Clovis Occupation at the Wood Springs Site
A total of 9 artifacts of probable Clovis affinity were identified in the Kyle Collection from the Wood Springs site. These include the bases of two fluted points (Figure 1), two large blades, two overshot flakes, two small (<50 mm) prismatic blades, and a side-scraper / perforator made from a broken blade. The artifacts have been studied in detail including physical measurements, high power microscopic examination, and trace element geochemical analysis using X-Ray Fluorescence (XRF). In addition, two fragments of proboscidean enamel were found in the collection which are believed to be part of a mastodon molar (Mammut sp.).

All nine of the lithic artifacts of probable Clovis affinity are made from high quality chert that is not native to the Southeast Texas area. The artifacts also display a strong yellow to yellow-orange fluorescence under both short and long-wave UV radiation which is characteristic of Edwards Plateau chert (Hofman et al. 1991; Hillsman 1992).
Measurement of the two blades using the comparative methodology developed by Collins (1999) and Collins and Lohse (2004) for the Gault project show the blades to be similar in terms of length, width, and thickness ratios to Clovis blades from the Timber Fawn site in Harris County (Crook et al. 2015) as well as blades from the Gault (41BL323) and Keven Davis (41NV659) sites.

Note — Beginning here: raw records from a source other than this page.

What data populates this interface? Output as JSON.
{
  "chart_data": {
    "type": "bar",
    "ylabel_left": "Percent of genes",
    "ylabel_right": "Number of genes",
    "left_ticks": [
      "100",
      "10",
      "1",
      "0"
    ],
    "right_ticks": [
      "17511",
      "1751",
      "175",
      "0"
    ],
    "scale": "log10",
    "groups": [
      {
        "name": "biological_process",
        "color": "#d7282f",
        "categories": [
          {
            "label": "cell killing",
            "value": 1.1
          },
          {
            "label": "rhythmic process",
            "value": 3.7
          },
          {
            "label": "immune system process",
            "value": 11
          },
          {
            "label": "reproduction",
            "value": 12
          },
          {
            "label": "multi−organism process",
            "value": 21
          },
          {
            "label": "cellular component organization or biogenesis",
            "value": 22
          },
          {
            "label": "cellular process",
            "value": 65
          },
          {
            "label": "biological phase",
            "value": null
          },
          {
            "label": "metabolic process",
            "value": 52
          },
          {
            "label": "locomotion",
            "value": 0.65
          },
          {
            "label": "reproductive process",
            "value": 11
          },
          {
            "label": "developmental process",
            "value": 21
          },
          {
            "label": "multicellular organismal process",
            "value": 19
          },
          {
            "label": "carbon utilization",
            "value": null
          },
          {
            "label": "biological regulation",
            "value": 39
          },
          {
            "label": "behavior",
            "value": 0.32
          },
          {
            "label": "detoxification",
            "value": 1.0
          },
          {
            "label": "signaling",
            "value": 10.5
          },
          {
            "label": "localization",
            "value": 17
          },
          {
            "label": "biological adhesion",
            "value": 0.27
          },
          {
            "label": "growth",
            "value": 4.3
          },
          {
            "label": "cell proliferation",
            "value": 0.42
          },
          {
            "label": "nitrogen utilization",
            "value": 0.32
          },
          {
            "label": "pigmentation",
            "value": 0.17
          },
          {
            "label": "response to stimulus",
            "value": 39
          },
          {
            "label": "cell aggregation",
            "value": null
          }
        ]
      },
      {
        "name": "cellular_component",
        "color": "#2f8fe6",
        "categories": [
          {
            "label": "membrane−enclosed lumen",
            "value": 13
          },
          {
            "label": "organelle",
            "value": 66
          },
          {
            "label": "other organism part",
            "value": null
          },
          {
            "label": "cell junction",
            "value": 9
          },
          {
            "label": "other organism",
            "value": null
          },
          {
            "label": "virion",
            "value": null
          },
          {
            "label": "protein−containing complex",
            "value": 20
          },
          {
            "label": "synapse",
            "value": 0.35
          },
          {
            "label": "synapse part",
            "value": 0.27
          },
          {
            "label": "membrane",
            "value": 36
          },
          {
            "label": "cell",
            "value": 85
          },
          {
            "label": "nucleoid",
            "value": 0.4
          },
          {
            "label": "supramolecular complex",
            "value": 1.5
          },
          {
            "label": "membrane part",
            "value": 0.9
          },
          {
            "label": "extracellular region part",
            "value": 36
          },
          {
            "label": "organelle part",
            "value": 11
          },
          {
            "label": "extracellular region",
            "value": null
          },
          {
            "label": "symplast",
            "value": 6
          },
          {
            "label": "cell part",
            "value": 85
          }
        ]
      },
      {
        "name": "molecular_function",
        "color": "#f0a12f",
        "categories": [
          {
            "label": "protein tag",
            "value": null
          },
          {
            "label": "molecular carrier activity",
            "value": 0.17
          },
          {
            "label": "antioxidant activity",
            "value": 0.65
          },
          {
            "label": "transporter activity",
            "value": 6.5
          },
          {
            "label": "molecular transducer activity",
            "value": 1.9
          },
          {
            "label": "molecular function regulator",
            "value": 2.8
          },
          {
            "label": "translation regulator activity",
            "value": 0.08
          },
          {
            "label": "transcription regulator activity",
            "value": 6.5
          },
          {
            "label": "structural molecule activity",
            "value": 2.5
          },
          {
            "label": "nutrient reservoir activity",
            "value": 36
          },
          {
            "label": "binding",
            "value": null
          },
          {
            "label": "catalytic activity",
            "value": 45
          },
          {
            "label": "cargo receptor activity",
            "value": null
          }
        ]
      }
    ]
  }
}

Ongoing research is investigating the trace element geochemistry of the artifacts in an attempt to source the chert material. These efforts will also try and determine if there is a relationship between the Clovis occupation at Wood Springs and other Clovis sites in southeast Texas, notably the Timber Fawn site located 28 miles to the west in Harris County. The Wood Springs site, which is located only 0.4 miles from the Sam Houston Regional Library, is also being reinvestigated by the HAS to see if further artifacts of Clovis affinity can be recovered.
References Cited:
Beaver, Michael R. and David J. Meltzer
2007 Exploring Variation in Paleoindian Life Ways: The Third Revised Edition of the Texas Clovis Fluted Point Survey. Bulletin of the Texas
Archeological Society, 78:65-100.
Collins, Michael B.
1999 Clovis Blade Technology. The University of Texas Press, Austin.
Collins, M. B. and J. C. Lohse
2004 The Nature of Clovis Blades and Blade Cores. In Entering North America, edited by D. B. Madsen, pp. 159-83. University of Utah Press, Salt Lake City.
Crook, Wilson W., III, Lenore A. Psencik, Linda C. Gorski and Thomas L. Nuckols
2016 The Timber Fawn Clovis Site (41HR1165): An Early Paleoamerican Occupation In Kingwood, Harris County, Texas. Report of the Houston Archeological Society No. 26, Houston.
Hillsman, Mathew J.
1992 Evaluation of Visible and Ultraviolet Excited Attributes of Some Texas and Macroscopically Similar New Mexico Cherts. Unpublished Masters’ Thesis, Eastern New Mexico University.
Hofman, Jack L., Lawrence C. Todd and Michael B. Collins
1991 Identification of Central Texas Edwards Chert at the Folsom and Lindenmeier Sites. Plains Anthropologist 36(137):281-395.